09年を100として売上高、利益の推移を見ると、売上高は12年度に109.3、13年度は115.9と大きく回復し、その後は緩やかながら増加傾向で推移したが、18年度の122.8をピークに19年度は122.0と減少に転じている。利益は、震災時の10年度は17.7と大幅に落ち込み、特別損失の発生で翌11年度も17.8という低水準であったが、12年度は売上回復に伴い214.9と急回復、17年度368.4まで回復した。しかし、人件費高騰などにより18年度は316.2と減益に転じ19年度は277.9と13年度の水準まで低下している。

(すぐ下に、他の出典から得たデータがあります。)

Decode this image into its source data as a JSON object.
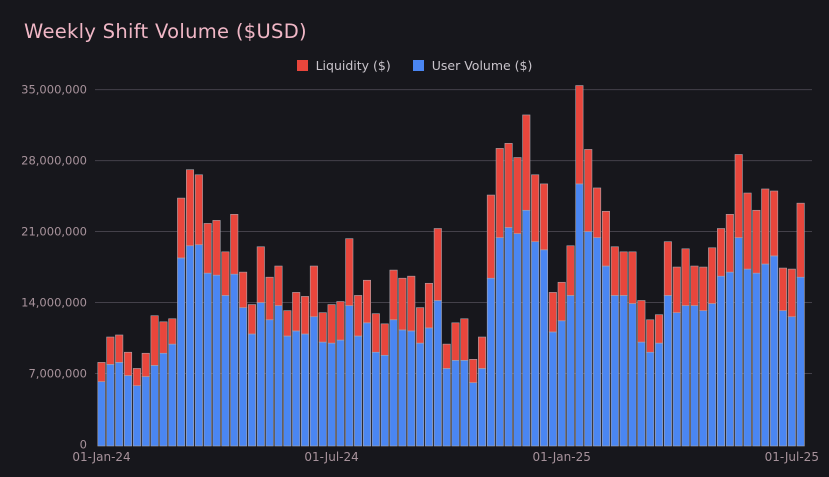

業種別に見ると、建設業は震災時10年度に減収となったものの復旧工事で11年度には106.8と急回復し、その後も回復傾向を維持し16年度には151.3まで達した。しかし、17年度以降は復興予算の削減の影響で19年度まで3年連続の減収となっている。製造業は12年度まで減収だったが、その後円安などで持ち直したものの、19年度は基幹産業の水産加工などの不振で減収に転じている。卸売・小売業は個人消費の回復を追い風に持ち返したが、消費増税などの影響で15年度は売上高が減少、19年度も消費増税の影響などで卸売業が減収となっている。
東北と全国を比較すると12年度以降は復興とともに東北の回復ペースが全国を上回っていたが18年度からは利益で全国を下回る状況が続いている。